The word 'energy' is used in a number of different ways...
Energy – it can describe how lively (or tired) a person feels, or refer to the benefits obtained as a result of eating or drinking certain products that may claim to perk you up or boost sports performance.
But when referring to the energy content of food and drink (as seen in a nutrition information panel or front-of-pack %DI labels), the term ‘energy’ refers to the amount of kilojoules found in the product. It is this energy the body uses as a fuel source to function properly.
How is energy measured?
‘Kilojoule’ (kJ) is the measurement unit used when referring to the amount of energy a food or drink contains. The term kilocalories (kcal) (often shortened to calories) is the older imperial measurement that is still used in some parts of the world such as the US and UK. It is also still used by many people in Australia who grew up with this term. One calorie is equal to 4.18 kilojoules, so to convert kilojoules to calories, simply divide the kilojoule figure by 4.18.
The kilojoule content of foods depends on the amount of carbohydrate, fat, protein and alcohol present. Fat contains the highest amount of kilojoules per gram, followed by alcohol, carbohydrate and protein:
- Fat = 37kJ per gram
- Alcohol = 29kJ per gram
- Carbohydrate = 17kJ per gram
- Protein = 16kJ per gram
This means foods that are high in fat are also frequently high in kilojoules, which is why it is often recommended that people reduce their fat intake when they need to reduce their kilojoule intake.1
How do you use energy from food and drinks?
When you eat, the process of digestion converts the energy from foods to another form that the body can use to perform its various functions. Any unused energy is stored, mainly as body fat, for later use. As well as containing kilojoules, foods also contain important vitamins and minerals that help release the energy from food and perform other vital functions in the body.

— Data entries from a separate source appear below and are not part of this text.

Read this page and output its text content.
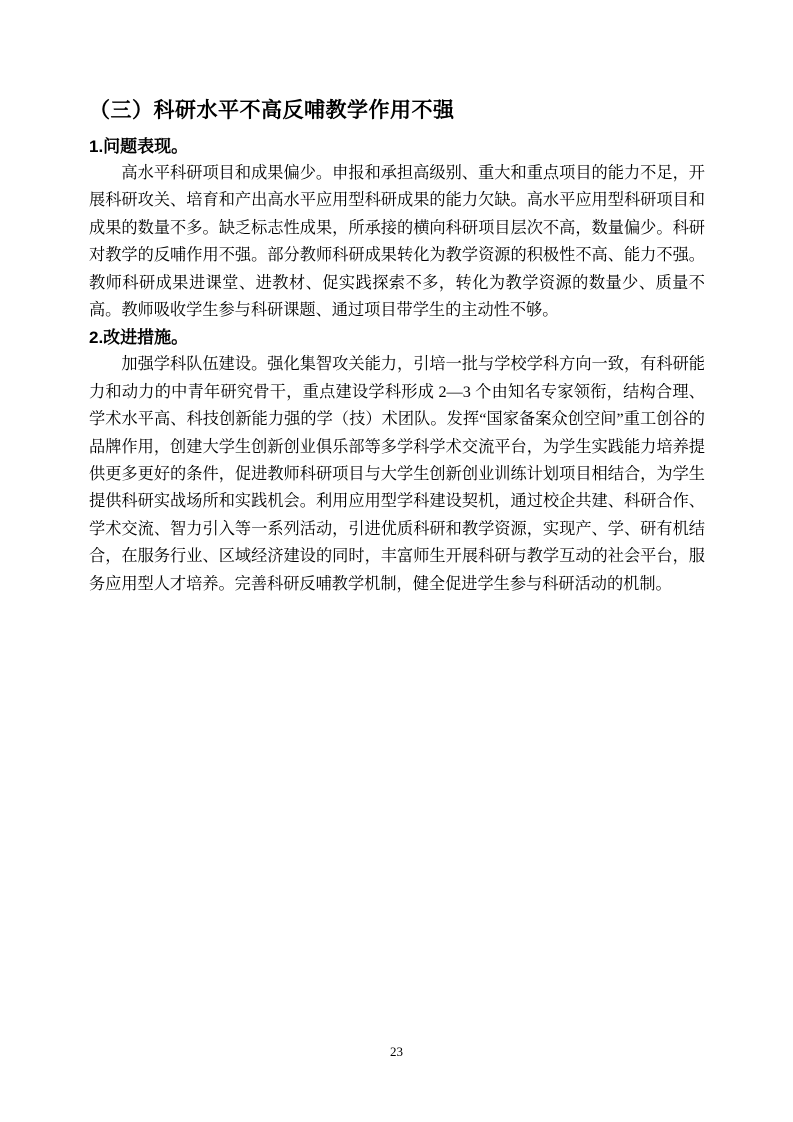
（三）科研水平不高反哺教学作用不强
1.问题表现。

高水平科研项目和成果偏少。申报和承担高级别、重大和重点项目的能力不足，开展科研攻关、培育和产出高水平应用型科研成果的能力欠缺。高水平应用型科研项目和成果的数量不多。缺乏标志性成果，所承接的横向科研项目层次不高，数量偏少。科研对教学的反哺作用不强。部分教师科研成果转化为教学资源的积极性不高、能力不强。教师科研成果进课堂、进教材、促实践探索不多，转化为教学资源的数量少、质量不高。教师吸收学生参与科研课题、通过项目带学生的主动性不够。

2.改进措施。

加强学科队伍建设。强化集智攻关能力，引培一批与学校学科方向一致，有科研能力和动力的中青年研究骨干，重点建设学科形成 2—3 个由知名专家领衔，结构合理、学术水平高、科技创新能力强的学（技）术团队。发挥“国家备案众创空间”重工创谷的品牌作用，创建大学生创新创业俱乐部等多学科学术交流平台，为学生实践能力培养提供更多更好的条件，促进教师科研项目与大学生创新创业训练计划项目相结合，为学生提供科研实战场所和实践机会。利用应用型学科建设契机，通过校企共建、科研合作、学术交流、智力引入等一系列活动，引进优质科研和教学资源，实现产、学、研有机结合，在服务行业、区域经济建设的同时，丰富师生开展科研与教学互动的社会平台，服务应用型人才培养。完善科研反哺教学机制，健全促进学生参与科研活动的机制。

23
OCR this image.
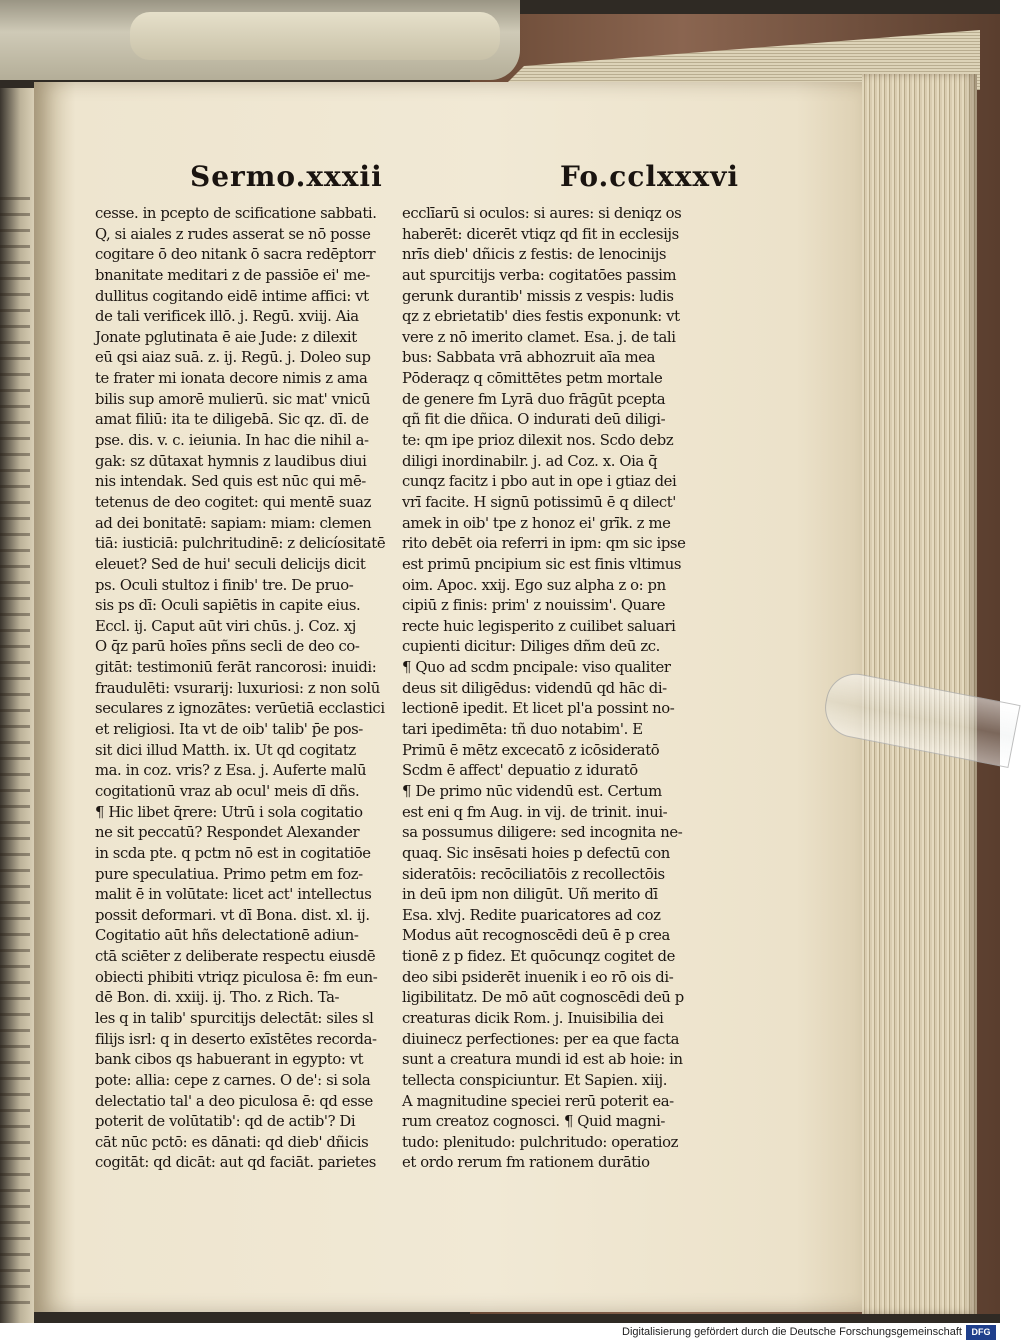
Sermo.xxxii	Fo.cclxxxvi
cesse. in pcepto de scificatione sabbati.
Q, si aiales z rudes asserat se nō posse
cogitare ō deo nitank ō sacra redēptorr
bnanitate meditari z de passiōe ei' me-
dullitus cogitando eidē intime affici: vt
de tali verificek illō. j. Regū. xviij. Aia
Jonate pglutinata ē aie Jude: z dilexit
eū qsi aiaz suā. z. ij. Regū. j. Doleo sup
te frater mi ionata decore nimis z ama
bilis sup amorē mulierū. sic mat' vnicū
amat filiū: ita te diligebā. Sic qz. dī. de
pse. dis. v. c. ieiunia. In hac die nihil a-
gak: sz dūtaxat hymnis z laudibus diui
nis intendak. Sed quis est nūc qui mē-
tetenus de deo cogitet: qui mentē suaz
ad dei bonitatē: sapiam: miam: clemen
tiā: iusticiā: pulchritudinē: z delicíositatē
eleuet? Sed de hui' seculi delicijs dicit
ps. Oculi stultoz i finib' tre. De pruo-
sis ps dī: Oculi sapiētis in capite eius.
Eccl. ij. Caput aūt viri chūs. j. Coz. xj
O q̄z parū hoīes pñns secli de deo co-
gitāt: testimoniū ferāt rancorosi: inuidi:
fraudulēti: vsurarij: luxuriosi: z non solū
seculares z ignozātes: verūetiā ecclastici
et religiosi. Ita vt de oib' talib' p̄e pos-
sit dici illud Matth. ix. Ut qd cogitatz
ma. in coz. vris? z Esa. j. Auferte malū
cogitationū vraz ab ocul' meis dī dñs.
¶ Hic libet q̄rere: Utrū i sola cogitatio
ne sit peccatū? Respondet Alexander
in scda pte. q pctm nō est in cogitatiōe
pure speculatiua. Primo petm em foz-
malit ē in volūtate: licet act' intellectus
possit deformari. vt dī Bona. dist. xl. ij.
Cogitatio aūt hñs delectationē adiun-
ctā sciēter z deliberate respectu eiusdē
obiecti phibiti vtriqz piculosa ē: fm eun-
dē Bon. di. xxiij. ij. Tho. z Rich. Ta-
les q in talib' spurcitijs delectāt: siles sl
filijs isrl: q in deserto exīstētes recorda-
bank cibos qs habuerant in egypto: vt
pote: allia: cepe z carnes. O de': si sola
delectatio tal' a deo piculosa ē: qd esse
poterit de volūtatib': qd de actib'? Di
cāt nūc pctō: es dānati: qd dieb' dñicis
cogitāt: qd dicāt: aut qd faciāt. parietes
ecclīarū si oculos: si aures: si deniqz os
haberēt: dicerēt vtiqz qd fit in ecclesijs
nrīs dieb' dñicis z festis: de lenocinijs
aut spurcitijs verba: cogitatōes passim
gerunk durantib' missis z vespis: ludis
qz z ebrietatib' dies festis exponunk: vt
vere z nō imerito clamet. Esa. j. de tali
bus: Sabbata vrā abhozruit aīa mea
Pōderaqz q cōmittētes petm mortale
de genere fm Lyrā duo frāgūt pcepta
qñ fit die dñica. O indurati deū diligi-
te: qm ipe prioz dilexit nos. Scdo debz
diligi inordinabilr. j. ad Coz. x. Oia q̄
cunqz facitz i pbo aut in ope i gtiaz dei
vrī facite. H signū potissimū ē q dilect'
amek in oib' tpe z honoz ei' grīk. z me
rito debēt oia referri in ipm: qm sic ipse
est primū pncipium sic est finis vltimus
oim. Apoc. xxij. Ego suz alpha z o: pn
cipiū z finis: prim' z nouissim'. Quare
recte huic legisperito z cuilibet saluari
cupienti dicitur: Diliges dñm deū zc.
¶ Quo ad scdm pncipale: viso qualiter
deus sit diligēdus: videndū qd hāc di-
lectionē ipedit. Et licet pl'a possint no-
tari ipedimēta: tñ duo notabim'. E
Primū ē mētz excecatō z icōsideratō
Scdm ē affect' depuatio z iduratō
¶ De primo nūc videndū est. Certum
est eni q fm Aug. in vij. de trinit. inui-
sa possumus diligere: sed incognita ne-
quaq. Sic insēsati hoies p defectū con
sideratōis: recōciliatōis z recollectōis
in deū ipm non diligūt. Uñ merito dī
Esa. xlvj. Redite puaricatores ad coz
Modus aūt recognoscēdi deū ē p crea
tionē z p fidez. Et quōcunqz cogitet de
deo sibi psiderēt inuenik i eo rō ois di-
ligibilitatz. De mō aūt cognoscēdi deū p
creaturas dicik Rom. j. Inuisibilia dei
diuinecz perfectiones: per ea que facta
sunt a creatura mundi id est ab hoie: in
tellecta conspiciuntur. Et Sapien. xiij.
A magnitudine speciei rerū poterit ea-
rum creatoz cognosci. ¶ Quid magni-
tudo: plenitudo: pulchritudo: operatioz
et ordo rerum fm rationem durātio
Digitalisierung gefördert durch die Deutsche Forschungsgemeinschaft	DFG
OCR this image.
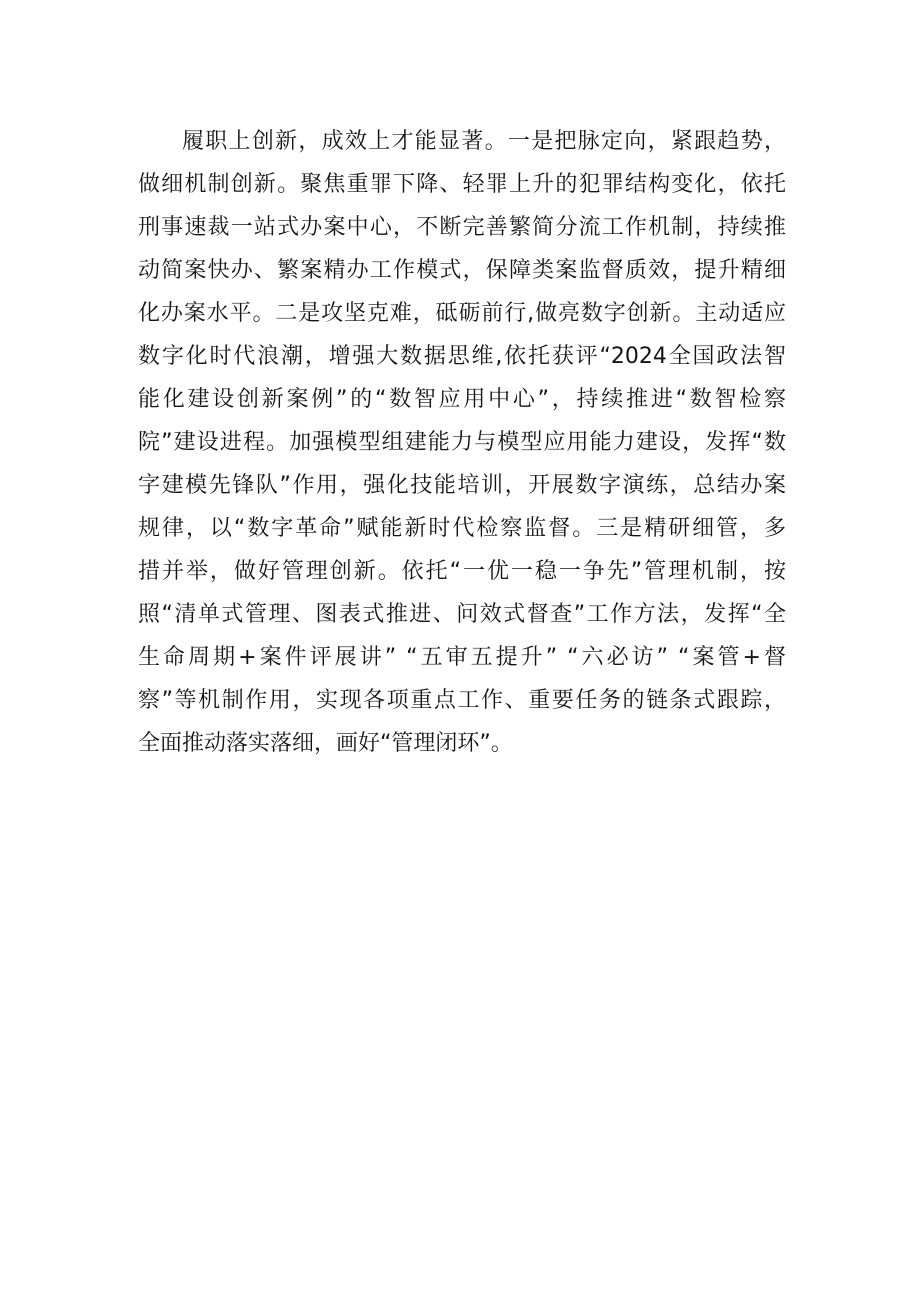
履职上创新，成效上才能显著。一是把脉定向，紧跟趋势，
做细机制创新。聚焦重罪下降、轻罪上升的犯罪结构变化，依托
刑事速裁一站式办案中心，不断完善繁简分流工作机制，持续推
动简案快办、繁案精办工作模式，保障类案监督质效，提升精细
化办案水平。二是攻坚克难，砥砺前行,做亮数字创新。主动适应
数字化时代浪潮，增强大数据思维,依托获评“2024全国政法智
能化建设创新案例”的“数智应用中心”，持续推进“数智检察
院”建设进程。加强模型组建能力与模型应用能力建设，发挥“数
字建模先锋队”作用，强化技能培训，开展数字演练，总结办案
规律，以“数字革命”赋能新时代检察监督。三是精研细管，多
措并举，做好管理创新。依托“一优一稳一争先”管理机制，按
照“清单式管理、图表式推进、问效式督查”工作方法，发挥“全
生命周期+案件评展讲” “五审五提升” “六必访” “案管+督
察”等机制作用，实现各项重点工作、重要任务的链条式跟踪，
全面推动落实落细，画好“管理闭环”。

What are your kilojoule requirements?
The total amount of kilojoules needed by the body each day varies depending on your age, gender, body composition and activity levels. Pregnancy, lactation, growth and illness can all increase your kilojoule requirements. There are Recommended Daily Intakes (RDIs) for kilojoules for people of all ages (click here for the Energy Counter), however as a general guide, an average adult’s kilojoule requirements are 8700kJ per day. The average adult's kilojoule requirement of 8700kJ is what our %DI labels are based on.
Why is it important to know your kilojoule requirements?
All living creatures need energy (kilojoules) from foods and drinks to maintain life. The human body uses energy to maintain basic functions such as breathing, heart function and maintaining body temperature (known as the body’s resting metabolism). Energy is also needed to support voluntary actions such as movement and exercise. Once the body receives enough kilojoules to perform its daily functions, any excess kilojoules (from consuming too much food and drinks, or the wrong types) is stored as fat. It is therefore important to maintain energy balance in the body where the amount of kilojoules taken in is equal to the amount of kilojoules used up. Having excess kilojoule intake over time can cause weight gain, while having too few kilojoules can cause weight loss.
Maintaining a healthy weight
Including a variety of foods such as fruits and vegetables, wholegrain breads and cereals, lean meats or alternatives, dairy products and healthy fats each day is essential to meet the body’s nutrient requirements. Making healthier choices within these key food groups, and including adequate fluid and adequate physical activity every day, can be the difference between weight maintenance or weight gain.
Keeping track of kilojoules in foods
Unless you carry a pocket kilojoule counter book around with you, it can be hard to keep track of your daily kilojoule intake! Food labels in Australia are required to list the kilojoule content of a food or drink in 100grams and also one serve of the food in the product’s nutrition information panel, however most fresh and unpackaged foods do not carry this information. As a general guide, here is the kilojoule content of common foods:2
| Vegetables |
½ cup vegetables or 1 cup salad |
80 kilojoules |
| Fruit |
1 medium piece ( eg apple, orange ) or 2 smaller pieces ( eg apricot ) |
350 kilojoules |
| Breads and cereals |
2 slices of bread, or 2/3 cup of cooked rice or pasta |
600 kilojoules |
| Dairy |
1 glass of skim milk, or ½ a tub of low fat yoghurt, or 40g low fat cheese |
400 kilojoules |
| Meat |
120 grams of raw lean meat or chicken |
600 kilojoules |
| Healthy fats |
3 teaspoons of margarine, 2 teaspoons oil, 2½ tbsp avocado, 10 nuts |
350 kilojoules |
| Drinks |
1 glass ( 250 mL ) of fruit juice, cordial, Water, diet soft drinks and diet cordials |
450 kilojoules 0 kilojoules |
Kilojoules burnt in activity
The other side of the energy equation is energy expended through exercise. For a general guide on the amount of kilojoules burnt during activity try visiting www.fitness2live.com.au/energy-expenditure
Overall, to maintain energy balance in the body, keep active every day, make healthy food and drink choices and watch your portion sizes!
1 Wahlqvist ML (ed). Australia and New Zealand Food & Nutrition. 2nd edition, 2002.